I get this question regularly, and after having just typed up another long answer to the question, I’m going to share the answer here for future reference 🙂
The question usually goes something like this: “What is the performance impact of allocating 1 socket and 4 cores when I build a VM versus allocating 4 sockets with 1 core each?” This person is using the old vSphere Client, and has seen this option which was added for a great reason, but assuming something false about its purposes.
First and foremost: on a small (less than 8 vCPU) VM, there is no performance impact of setting it one way or another. Because the hypervisor schedules the resources on the back end, it really doesn’t matter what configuration they’re presented to the guest OS in, at least not from a performance perspective. So stop worrying about it 🙂 With that being said, why does this option exist?
The reason you used to have the option to select sockets vs. cores was to get around a limitation in the guest OS. For example, Server 2008 will only use up to 4 physical CPUs. By increasing the number of cores per socket, you can raise the number of CPUs the guest OS will allow you to use (since it seems them as cores). The one consideration to keep in mind is that if there isn’t a reason to trick the guest OS using cores, scale VMs using the socket setting. The number of virtual sockets can/will affect vNUMA calculations.
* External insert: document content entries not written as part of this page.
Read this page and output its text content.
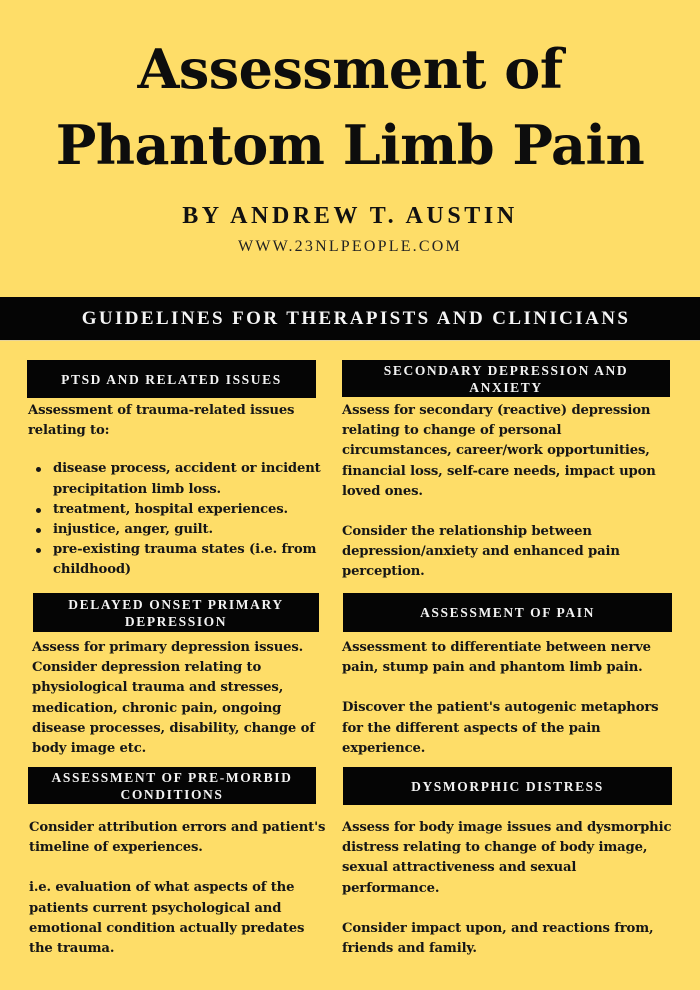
Assessment of
Phantom Limb Pain
BY ANDREW T. AUSTIN
WWW.23NLPEOPLE.COM
GUIDELINES FOR THERAPISTS AND CLINICIANS
PTSD AND RELATED ISSUES

Assessment of trauma-related issues relating to:

disease process, accident or incident precipitation limb loss.
treatment, hospital experiences.
injustice, anger, guilt.
pre-existing trauma states (i.e. from childhood)
SECONDARY DEPRESSION AND ANXIETY

Assess for secondary (reactive) depression relating to change of personal circumstances, career/work opportunities, financial loss, self-care needs, impact upon loved ones.

Consider the relationship between depression/anxiety and enhanced pain perception.

DELAYED ONSET PRIMARY DEPRESSION

Assess for primary depression issues. Consider depression relating to physiological trauma and stresses, medication, chronic pain, ongoing disease processes, disability, change of body image etc.

ASSESSMENT OF PAIN

Assessment to differentiate between nerve pain, stump pain and phantom limb pain.

Discover the patient's autogenic metaphors for the different aspects of the pain experience.

ASSESSMENT OF PRE-MORBID CONDITIONS

Consider attribution errors and patient's timeline of experiences.

i.e. evaluation of what aspects of the patients current psychological and emotional condition actually predates the trauma.

DYSMORPHIC DISTRESS

Assess for body image issues and dysmorphic distress relating to change of body image, sexual attractiveness and sexual performance.

Consider impact upon, and reactions from, friends and family.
Update: one clarification in light of Jim’s comment below. Be aware that while using cores per socket to fool the guest OS for licensing purposes, you DO run the risk of swaying the vNUMA calculations in a way that can negatively impact performance. In a small VM, it will be contained within a single NUMA node and you’re probably safe. But when a larger VM spans multiple NUMA nodes, you are at risk of adversely swaying the calculations by increasing the core count. Please read the comment for more depth!